Table 3 Experimental results of D-U model and U-D model with different convolution kernel sizes. The best results are highlighted in boldface
Table 4 The results of ablation experiments on L506 dataset. The best results are highlighted in boldface

To substantiate the ameliorative impact of the additional modules we introduced for noise reduction, a series of ablation experiments were meticulously conducted. The ensuing results of these investigations are meticulously documented in Table 4 for comprehensive analysis and reference. First of all, we designed two basic models. The first model is downsampling and then upsampling, as shown in Fig. 1(a), termed as UNet. The second model is to exchange the order of sampling operation in UNet model. We first upsample the CT image and then downsample it, termed as R-UNet. In these two basic models, we used convolution for downsampling, and deconvolution for upsampling. In the UNet model, we used a total of five convolutions for downsampling. The size of the CT images was reduced from 512\({\times }\)512 to 488\({\times }\)488. Then, through five consecutive transposed convolutions to restore the size of the image to 512\({\times }\)512. When the hyperparameters of the two models are the same, the basic R-UNet model demonstrates superior performance on the testset in comparison to the basic UNet model. From Table 4, we can see that the test result of the R-UNet is 0.31 dB higher than that of UNet on PSNR. However, there is not much difference between the two in the number of parameters, we only keep two decimal places.
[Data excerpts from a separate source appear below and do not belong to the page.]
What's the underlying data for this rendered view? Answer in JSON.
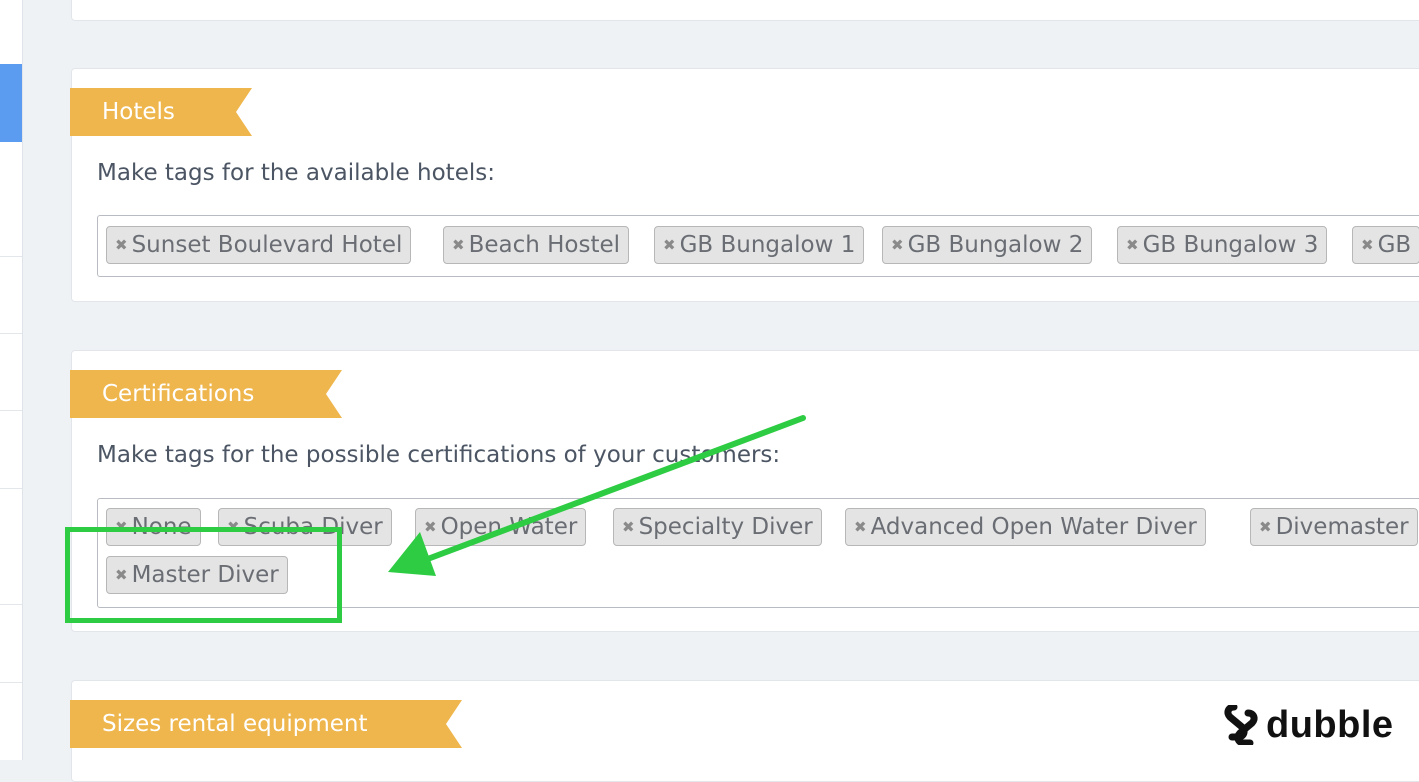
{
  "sections": {
    "hotels": {
      "title": "Hotels",
      "description": "Make tags for the available hotels:",
      "tags": [
        "Sunset Boulevard Hotel",
        "Beach Hostel",
        "GB Bungalow 1",
        "GB Bungalow 2",
        "GB Bungalow 3",
        "GB"
      ]
    },
    "certifications": {
      "title": "Certifications",
      "description": "Make tags for the possible certifications of your customers:",
      "tags": [
        "None",
        "Scuba Diver",
        "Open Water",
        "Specialty Diver",
        "Advanced Open Water Diver",
        "Divemaster",
        "Master Diver"
      ]
    },
    "sizes": {
      "title": "Sizes rental equipment"
    }
  },
  "tag_remove_symbol": "✖",
  "branding": {
    "logo_text": "dubble"
  },
  "colors": {
    "ribbon": "#eeb64c",
    "annotation": "#2dcc43",
    "sidebar_active": "#5b9cf0",
    "page_background": "#eef2f5"
  }
}
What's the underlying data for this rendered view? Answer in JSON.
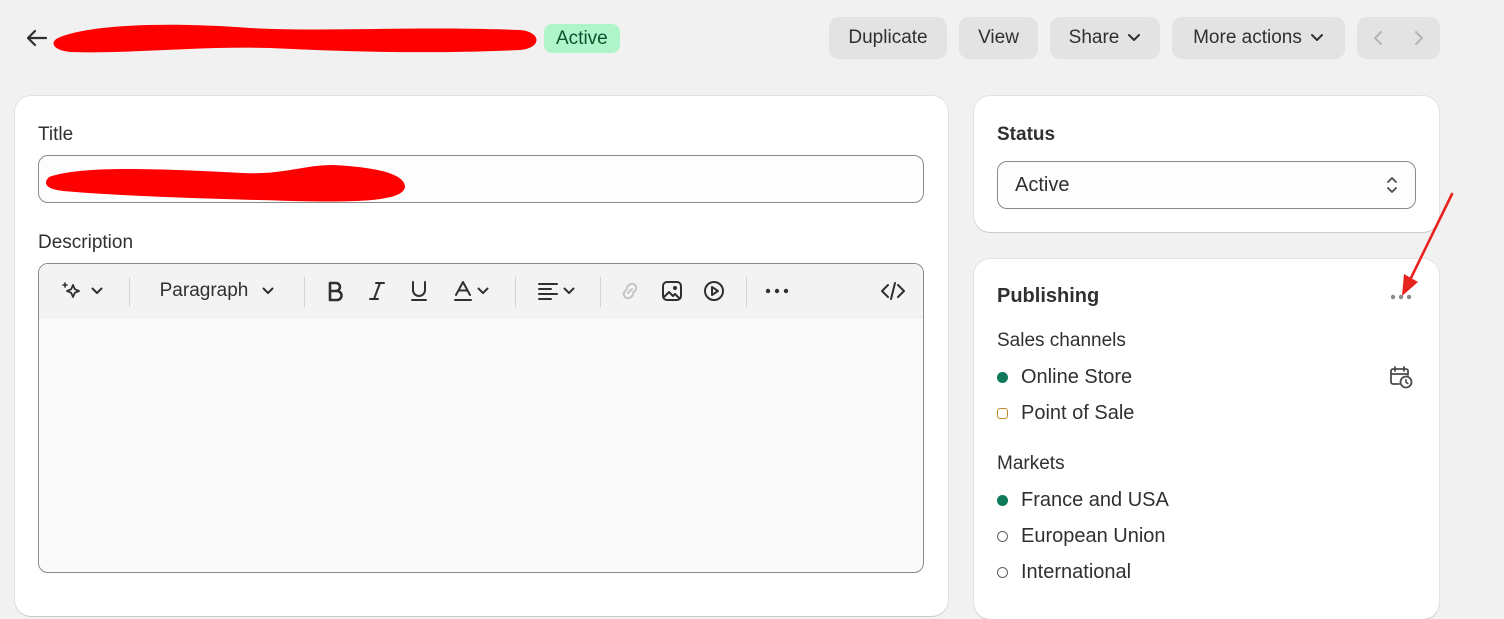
{
  "header": {
    "status_badge": "Active",
    "buttons": {
      "duplicate": "Duplicate",
      "view": "View",
      "share": "Share",
      "more_actions": "More actions"
    }
  },
  "product_card": {
    "title_label": "Title",
    "description_label": "Description",
    "toolbar": {
      "paragraph": "Paragraph"
    }
  },
  "status_card": {
    "heading": "Status",
    "selected": "Active"
  },
  "publishing_card": {
    "heading": "Publishing",
    "sales_channels_heading": "Sales channels",
    "sales_channels": [
      {
        "label": "Online Store",
        "state": "published"
      },
      {
        "label": "Point of Sale",
        "state": "unpublished"
      }
    ],
    "markets_heading": "Markets",
    "markets": [
      {
        "label": "France and USA",
        "state": "published"
      },
      {
        "label": "European Union",
        "state": "unpublished"
      },
      {
        "label": "International",
        "state": "unpublished"
      }
    ]
  },
  "colors": {
    "badge_bg": "#aff5c9",
    "badge_text": "#0c5132",
    "published_dot": "#0e7a5b",
    "annotation_arrow": "#e8231f",
    "redaction": "#ff0000"
  }
}
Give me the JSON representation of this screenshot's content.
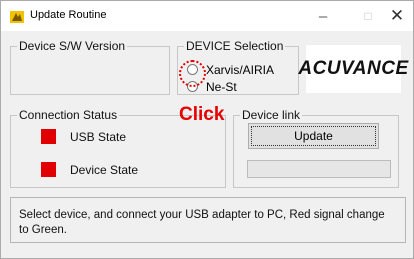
{
  "window": {
    "title": "Update Routine",
    "icon": "app-icon",
    "controls": {
      "minimize": "–",
      "maximize": "□",
      "close": "✕"
    }
  },
  "version_group": {
    "label": "Device S/W Version",
    "value": ""
  },
  "device_selection": {
    "label": "DEVICE Selection",
    "options": [
      "Xarvis/AIRIA",
      "Ne-St"
    ],
    "selected": null
  },
  "logo": {
    "text": "ACUVANCE"
  },
  "annotation": {
    "text": "Click",
    "color": "#e60000"
  },
  "connection_status": {
    "label": "Connection Status",
    "items": [
      {
        "label": "USB State",
        "status_color": "#e00000"
      },
      {
        "label": "Device State",
        "status_color": "#e00000"
      }
    ]
  },
  "device_link": {
    "label": "Device link",
    "update_button": "Update",
    "progress": 0
  },
  "message": "Select device, and connect your USB adapter to PC, Red signal change to Green."
}
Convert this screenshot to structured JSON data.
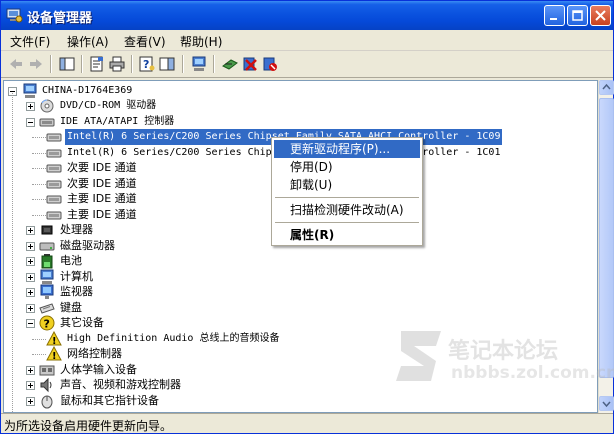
{
  "window": {
    "title": "设备管理器",
    "buttons": [
      "minimize",
      "maximize",
      "close"
    ]
  },
  "menu": [
    "文件(F)",
    "操作(A)",
    "查看(V)",
    "帮助(H)"
  ],
  "toolbar": {
    "icons": [
      "back-icon",
      "forward-icon",
      "show-hide-console-tree-icon",
      "properties-icon",
      "print-icon",
      "help-icon",
      "show-hide-action-pane-icon",
      "computer-icon",
      "scan-hardware-icon",
      "uninstall-icon",
      "disable-icon"
    ]
  },
  "tree": {
    "root": "CHINA-D1764E369",
    "items": [
      {
        "label": "DVD/CD-ROM 驱动器",
        "level": 1,
        "expander": "plus",
        "icon": "dvd-drive-icon"
      },
      {
        "label": "IDE ATA/ATAPI 控制器",
        "level": 1,
        "expander": "minus",
        "icon": "ide-controller-icon"
      },
      {
        "label": "Intel(R) 6 Series/C200 Series Chipset Family SATA AHCI Controller - 1C09",
        "level": 2,
        "icon": "ide-channel-icon",
        "selected": true
      },
      {
        "label": "Intel(R) 6 Series/C200 Series Chipset Family SATA AHCI Controller - 1C01",
        "level": 2,
        "icon": "ide-channel-icon"
      },
      {
        "label": "次要 IDE 通道",
        "level": 2,
        "icon": "ide-channel-icon"
      },
      {
        "label": "次要 IDE 通道",
        "level": 2,
        "icon": "ide-channel-icon"
      },
      {
        "label": "主要 IDE 通道",
        "level": 2,
        "icon": "ide-channel-icon"
      },
      {
        "label": "主要 IDE 通道",
        "level": 2,
        "icon": "ide-channel-icon"
      },
      {
        "label": "处理器",
        "level": 1,
        "expander": "plus",
        "icon": "processor-icon"
      },
      {
        "label": "磁盘驱动器",
        "level": 1,
        "expander": "plus",
        "icon": "disk-drive-icon"
      },
      {
        "label": "电池",
        "level": 1,
        "expander": "plus",
        "icon": "battery-icon"
      },
      {
        "label": "计算机",
        "level": 1,
        "expander": "plus",
        "icon": "computer-icon"
      },
      {
        "label": "监视器",
        "level": 1,
        "expander": "plus",
        "icon": "monitor-icon"
      },
      {
        "label": "键盘",
        "level": 1,
        "expander": "plus",
        "icon": "keyboard-icon"
      },
      {
        "label": "其它设备",
        "level": 1,
        "expander": "minus",
        "icon": "unknown-device-icon"
      },
      {
        "label": "High Definition Audio 总线上的音频设备",
        "level": 2,
        "icon": "warning-device-icon"
      },
      {
        "label": "网络控制器",
        "level": 2,
        "icon": "warning-device-icon"
      },
      {
        "label": "人体学输入设备",
        "level": 1,
        "expander": "plus",
        "icon": "hid-icon"
      },
      {
        "label": "声音、视频和游戏控制器",
        "level": 1,
        "expander": "plus",
        "icon": "sound-icon"
      },
      {
        "label": "鼠标和其它指针设备",
        "level": 1,
        "expander": "plus",
        "icon": "mouse-icon"
      }
    ]
  },
  "context_menu": {
    "items": [
      {
        "label": "更新驱动程序(P)...",
        "highlighted": true
      },
      {
        "label": "停用(D)"
      },
      {
        "label": "卸载(U)"
      },
      {
        "separator": true
      },
      {
        "label": "扫描检测硬件改动(A)"
      },
      {
        "separator": true
      },
      {
        "label": "属性(R)",
        "bold": true
      }
    ]
  },
  "statusbar": {
    "text": "为所选设备启用硬件更新向导。"
  },
  "watermark": {
    "line1": "笔记本论坛",
    "line2": "nbbbs.zol.com.cn"
  },
  "colors": {
    "titlebar": "#0a52df",
    "selection": "#316ac5",
    "window_bg": "#ece9d8"
  }
}
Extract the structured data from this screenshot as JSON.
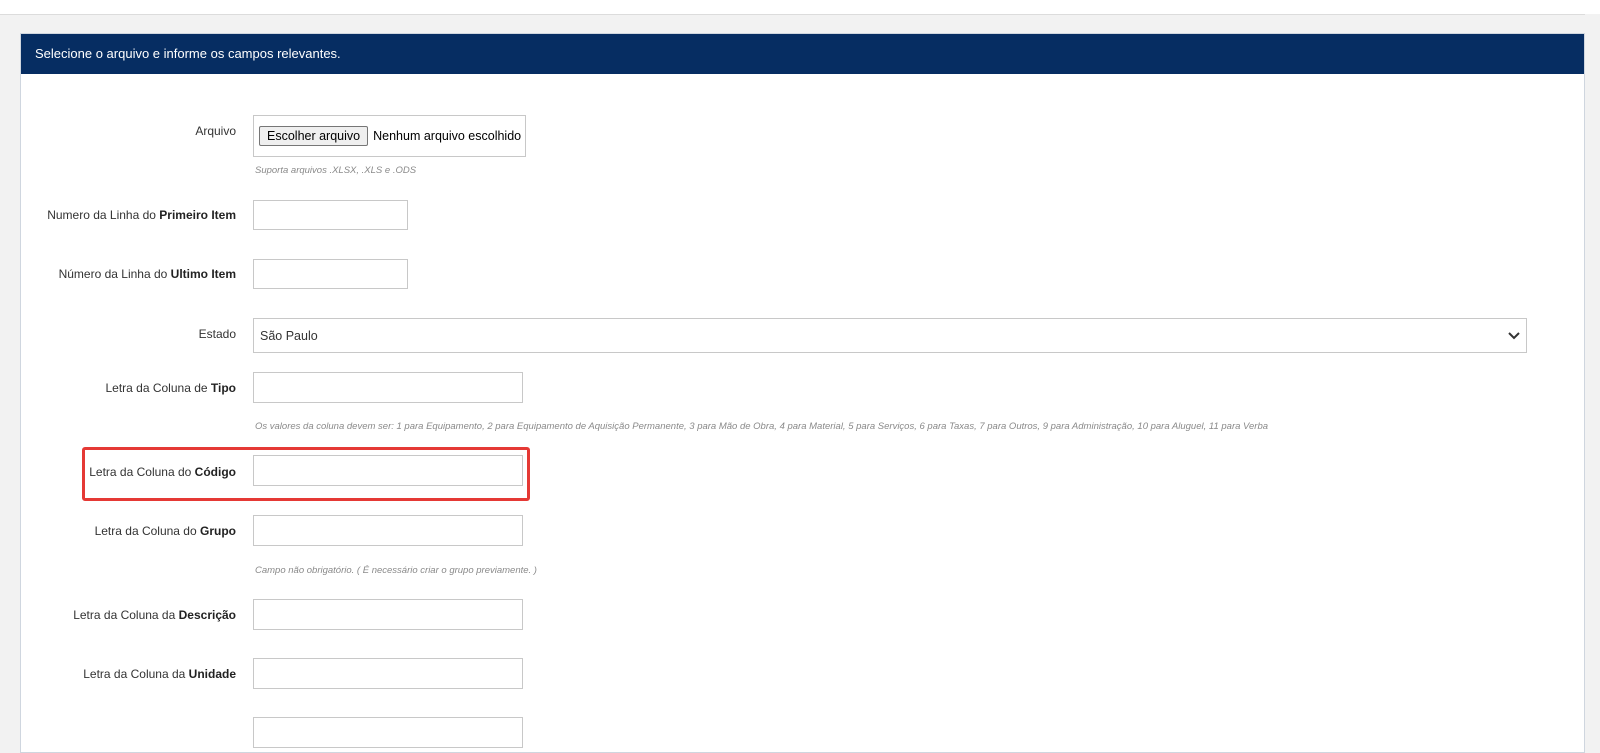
{
  "panel": {
    "title": "Selecione o arquivo e informe os campos relevantes."
  },
  "fields": {
    "arquivo": {
      "label": "Arquivo",
      "button_label": "Escolher arquivo",
      "status": "Nenhum arquivo escolhido",
      "hint": "Suporta arquivos .XLSX, .XLS e .ODS"
    },
    "primeiro_item": {
      "label_prefix": "Numero da Linha do ",
      "label_bold": "Primeiro Item",
      "value": ""
    },
    "ultimo_item": {
      "label_prefix": "Número da Linha do ",
      "label_bold": "Ultimo Item",
      "value": ""
    },
    "estado": {
      "label": "Estado",
      "selected": "São Paulo"
    },
    "tipo": {
      "label_prefix": "Letra da Coluna de ",
      "label_bold": "Tipo",
      "value": "",
      "hint": "Os valores da coluna devem ser: 1 para Equipamento, 2 para Equipamento de Aquisição Permanente, 3 para Mão de Obra, 4 para Material, 5 para Serviços, 6 para Taxas, 7 para Outros, 9 para Administração, 10 para Aluguel, 11 para Verba"
    },
    "codigo": {
      "label_prefix": "Letra da Coluna do ",
      "label_bold": "Código",
      "value": ""
    },
    "grupo": {
      "label_prefix": "Letra da Coluna do ",
      "label_bold": "Grupo",
      "value": "",
      "hint": "Campo não obrigatório. ( É necessário criar o grupo previamente. )"
    },
    "descricao": {
      "label_prefix": "Letra da Coluna da ",
      "label_bold": "Descrição",
      "value": ""
    },
    "unidade": {
      "label_prefix": "Letra da Coluna da ",
      "label_bold": "Unidade",
      "value": ""
    }
  },
  "colors": {
    "header_bg": "#062d62",
    "highlight": "#e53935"
  },
  "icons": {
    "select_chevron": "chevron-down-icon"
  }
}
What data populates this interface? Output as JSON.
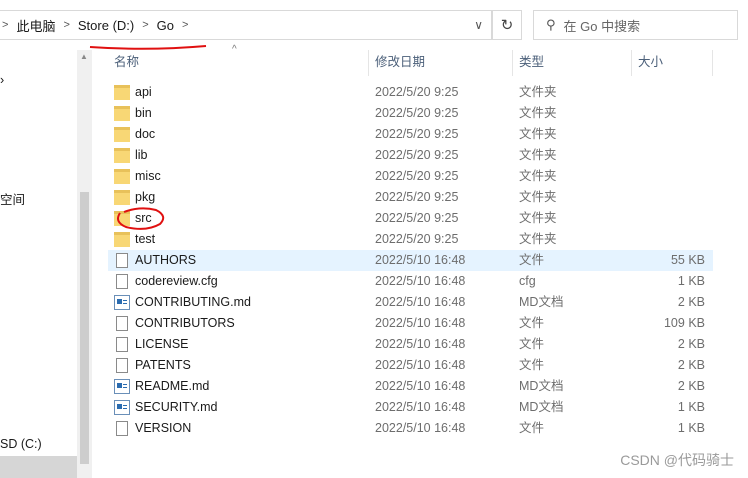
{
  "address": {
    "breadcrumb": [
      "此电脑",
      "Store (D:)",
      "Go"
    ],
    "refresh_icon": "refresh-icon"
  },
  "search": {
    "placeholder": "在 Go 中搜索"
  },
  "nav": {
    "items": [
      "空间",
      "SD (C:)"
    ]
  },
  "columns": {
    "name": "名称",
    "date": "修改日期",
    "type": "类型",
    "size": "大小"
  },
  "files": [
    {
      "name": "api",
      "date": "2022/5/20 9:25",
      "type": "文件夹",
      "size": "",
      "kind": "folder"
    },
    {
      "name": "bin",
      "date": "2022/5/20 9:25",
      "type": "文件夹",
      "size": "",
      "kind": "folder"
    },
    {
      "name": "doc",
      "date": "2022/5/20 9:25",
      "type": "文件夹",
      "size": "",
      "kind": "folder"
    },
    {
      "name": "lib",
      "date": "2022/5/20 9:25",
      "type": "文件夹",
      "size": "",
      "kind": "folder"
    },
    {
      "name": "misc",
      "date": "2022/5/20 9:25",
      "type": "文件夹",
      "size": "",
      "kind": "folder"
    },
    {
      "name": "pkg",
      "date": "2022/5/20 9:25",
      "type": "文件夹",
      "size": "",
      "kind": "folder"
    },
    {
      "name": "src",
      "date": "2022/5/20 9:25",
      "type": "文件夹",
      "size": "",
      "kind": "folder"
    },
    {
      "name": "test",
      "date": "2022/5/20 9:25",
      "type": "文件夹",
      "size": "",
      "kind": "folder"
    },
    {
      "name": "AUTHORS",
      "date": "2022/5/10 16:48",
      "type": "文件",
      "size": "55 KB",
      "kind": "file"
    },
    {
      "name": "codereview.cfg",
      "date": "2022/5/10 16:48",
      "type": "cfg",
      "size": "1 KB",
      "kind": "file"
    },
    {
      "name": "CONTRIBUTING.md",
      "date": "2022/5/10 16:48",
      "type": "MD文档",
      "size": "2 KB",
      "kind": "md"
    },
    {
      "name": "CONTRIBUTORS",
      "date": "2022/5/10 16:48",
      "type": "文件",
      "size": "109 KB",
      "kind": "file"
    },
    {
      "name": "LICENSE",
      "date": "2022/5/10 16:48",
      "type": "文件",
      "size": "2 KB",
      "kind": "file"
    },
    {
      "name": "PATENTS",
      "date": "2022/5/10 16:48",
      "type": "文件",
      "size": "2 KB",
      "kind": "file"
    },
    {
      "name": "README.md",
      "date": "2022/5/10 16:48",
      "type": "MD文档",
      "size": "2 KB",
      "kind": "md"
    },
    {
      "name": "SECURITY.md",
      "date": "2022/5/10 16:48",
      "type": "MD文档",
      "size": "1 KB",
      "kind": "md"
    },
    {
      "name": "VERSION",
      "date": "2022/5/10 16:48",
      "type": "文件",
      "size": "1 KB",
      "kind": "file"
    }
  ],
  "highlighted_row": "AUTHORS",
  "annotation_color": "#e01010",
  "watermark": "CSDN @代码骑士"
}
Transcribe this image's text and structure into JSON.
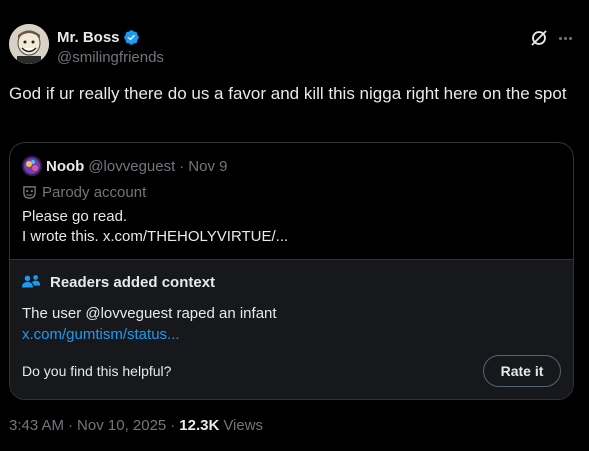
{
  "author": {
    "display_name": "Mr. Boss",
    "handle": "@smilingfriends",
    "verified_color": "#1d9bf0"
  },
  "header_icons": [
    "grok-icon",
    "more-icon"
  ],
  "tweet": {
    "text": "God if ur really there do us a favor and kill this nigga right here on the spot"
  },
  "quote": {
    "display_name": "Noob",
    "handle": "@lovveguest",
    "separator": "·",
    "date": "Nov 9",
    "parody_label": "Parody account",
    "body_line1": "Please go read.",
    "body_line2": "I wrote this. x.com/THEHOLYVIRTUE/..."
  },
  "community_note": {
    "title": "Readers added context",
    "text": "The user @lovveguest raped an infant",
    "link": "x.com/gumtism/status...",
    "helpful_question": "Do you find this helpful?",
    "rate_label": "Rate it"
  },
  "meta": {
    "time": "3:43 AM",
    "dot1": "·",
    "date": "Nov 10, 2025",
    "dot2": "·",
    "views_count": "12.3K",
    "views_label": "Views"
  },
  "colors": {
    "background": "#000000",
    "text": "#e7e9ea",
    "muted": "#71767b",
    "link": "#1d9bf0",
    "border": "#2f3336",
    "note_bg": "#16181c"
  }
}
It can be seen that the parameter amount of the R-UNet model is 1.03M, but the performance of the model has been greatly improved. Next, we tested the effectiveness of our proposed multi-scale module through experiments. Compared with R-UNet, we just replaced the original convolution block with a multi-scale module, the model we named MR-UNet. The PSNR value of the MR-UNet model is 33.6910 dB, which has some improvements compared to R-UNet. Finally, after we added the edge convolution, the test performance of the model on the L506 dataset was further improved. The PSNR of the final model has been improved to 33.7460 dB.

4 Conclusion

In summary, we proposed a novel Re-UNet model architecture for the LDCT images reconstruction. Different from the well-known U-Net architecture, the upsampling operations were first used, followed by the downsampling operations. Besides, the multi-scale feature extraction block was designed to reconstruct the different organs. Extensive experiments indicate that the Re-UNet outperforms the compared methods. This study may provide a new avenue for CT image reconstruction with Re-UNet, and demonstrates a great potential for designing the DL models with reverse U-shape architecture for image processing.